Governance

Governance power in Helix is derived from the following assets held on Base:

1

HLX

The native governance token.

2

stHLX

HLX staked in the protocols safety module.

3

hHLX

The hToken representation of HLX supplied to the Helix liquidity pool

Each token holder has two distinct governance powers:

Proposal

Determines the ability to submit proposals.

Voting

Used to vote for or against active proposals

These powers can be delegated to another address. Delegation allows token holders to participate in governance indirectly while maintaining custody of their assets. Delegates may be DAOs, individuals, or organizations trusted by the community to vote on their behalf. The Helix governance process follows a structured, on-chain lifecycle:

1

Proposal Creation

A user with sufficient proposal power creates a new proposal by interacting with the Governance contract. Proposals must include the execution logic, which is deployed to the PayloadsController.

2

Voting Delay

A short cooldown period (configured as coolDownBeforeVotingStart) gives participants time to review the proposal before voting begins.

3

Voting Period

During the active voting window (votingDuration), token holders vote by submitting their choice onchain. Votes are tallied in real time, and governance thresholds (such as quorum and vote differential) are enforced automatically.

4

Vote Closure and Validation

Once voting ends, the outcome is finalized.

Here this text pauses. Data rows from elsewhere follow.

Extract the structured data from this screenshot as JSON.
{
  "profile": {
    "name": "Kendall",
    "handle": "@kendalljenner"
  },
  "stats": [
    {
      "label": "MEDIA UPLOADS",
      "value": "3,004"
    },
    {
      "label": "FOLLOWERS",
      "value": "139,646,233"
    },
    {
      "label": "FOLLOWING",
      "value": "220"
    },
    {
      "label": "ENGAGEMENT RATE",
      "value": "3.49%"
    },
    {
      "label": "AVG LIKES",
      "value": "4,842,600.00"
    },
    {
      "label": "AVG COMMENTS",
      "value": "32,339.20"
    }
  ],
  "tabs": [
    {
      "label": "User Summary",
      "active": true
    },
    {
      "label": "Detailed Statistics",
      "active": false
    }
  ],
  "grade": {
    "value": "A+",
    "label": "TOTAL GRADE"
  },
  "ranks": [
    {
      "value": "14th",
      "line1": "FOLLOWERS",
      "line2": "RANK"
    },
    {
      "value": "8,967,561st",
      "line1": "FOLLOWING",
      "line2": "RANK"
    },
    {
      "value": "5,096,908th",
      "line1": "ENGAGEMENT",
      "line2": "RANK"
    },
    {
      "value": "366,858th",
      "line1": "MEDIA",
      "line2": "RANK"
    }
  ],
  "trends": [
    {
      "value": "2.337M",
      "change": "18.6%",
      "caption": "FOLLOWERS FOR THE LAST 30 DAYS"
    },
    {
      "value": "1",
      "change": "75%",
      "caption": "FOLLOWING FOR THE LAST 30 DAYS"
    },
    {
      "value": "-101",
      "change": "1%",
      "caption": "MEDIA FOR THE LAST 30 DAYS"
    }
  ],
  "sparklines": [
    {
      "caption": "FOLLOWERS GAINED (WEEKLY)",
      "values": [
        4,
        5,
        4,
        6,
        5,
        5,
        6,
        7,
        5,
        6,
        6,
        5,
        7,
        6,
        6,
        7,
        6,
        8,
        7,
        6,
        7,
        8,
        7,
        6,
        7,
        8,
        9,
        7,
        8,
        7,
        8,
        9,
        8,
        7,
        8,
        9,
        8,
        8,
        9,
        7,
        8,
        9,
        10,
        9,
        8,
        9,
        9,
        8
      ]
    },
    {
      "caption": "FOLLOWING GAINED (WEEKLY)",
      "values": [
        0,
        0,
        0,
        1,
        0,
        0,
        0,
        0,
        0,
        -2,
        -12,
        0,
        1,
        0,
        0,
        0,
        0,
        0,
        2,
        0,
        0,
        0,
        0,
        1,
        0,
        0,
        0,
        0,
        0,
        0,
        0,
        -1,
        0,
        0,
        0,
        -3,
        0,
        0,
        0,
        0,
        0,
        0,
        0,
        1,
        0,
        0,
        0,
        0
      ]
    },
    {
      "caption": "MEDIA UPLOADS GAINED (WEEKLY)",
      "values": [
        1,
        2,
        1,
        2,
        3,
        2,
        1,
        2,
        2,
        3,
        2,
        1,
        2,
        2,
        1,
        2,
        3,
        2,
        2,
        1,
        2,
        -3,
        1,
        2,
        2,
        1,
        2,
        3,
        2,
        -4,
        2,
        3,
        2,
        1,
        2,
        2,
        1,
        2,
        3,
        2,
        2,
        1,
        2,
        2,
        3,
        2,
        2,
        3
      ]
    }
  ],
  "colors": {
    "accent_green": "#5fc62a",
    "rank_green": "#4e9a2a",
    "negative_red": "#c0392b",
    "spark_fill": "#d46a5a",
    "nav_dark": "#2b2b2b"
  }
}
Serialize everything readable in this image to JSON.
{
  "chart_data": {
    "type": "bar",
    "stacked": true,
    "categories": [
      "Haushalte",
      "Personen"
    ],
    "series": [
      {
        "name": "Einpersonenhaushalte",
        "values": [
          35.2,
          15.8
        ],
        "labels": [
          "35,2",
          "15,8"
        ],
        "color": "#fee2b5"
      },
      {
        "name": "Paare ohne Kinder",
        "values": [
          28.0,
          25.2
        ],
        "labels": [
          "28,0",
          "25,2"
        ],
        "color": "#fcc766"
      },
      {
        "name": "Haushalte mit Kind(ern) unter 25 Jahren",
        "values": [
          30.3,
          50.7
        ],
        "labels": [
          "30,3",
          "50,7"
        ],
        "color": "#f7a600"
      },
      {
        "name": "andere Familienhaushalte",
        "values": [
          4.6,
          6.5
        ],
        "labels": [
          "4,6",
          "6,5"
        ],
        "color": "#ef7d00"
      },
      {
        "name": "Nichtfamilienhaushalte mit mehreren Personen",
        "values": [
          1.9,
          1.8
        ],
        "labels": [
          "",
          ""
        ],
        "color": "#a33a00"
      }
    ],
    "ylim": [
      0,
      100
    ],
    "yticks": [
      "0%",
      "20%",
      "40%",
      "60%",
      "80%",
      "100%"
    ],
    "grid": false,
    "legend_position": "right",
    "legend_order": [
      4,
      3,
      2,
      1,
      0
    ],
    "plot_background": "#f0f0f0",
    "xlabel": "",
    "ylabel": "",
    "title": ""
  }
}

If the proposal meets success conditions, it moves to the queue.

5

Proposal Queuing

Approved proposals are queued in the PayloadsController contract, where they are subject to a timelock. This delay provides an additional layer of transparency and protection against governance abuse.

6

Proposal Execution

After the timelock expires, any address may trigger execution by calling executePayload(). The payload is then routed to the appropriate Executor contract, which performs the specified logic (e.g., updating parameters, listing assets, changing admin roles).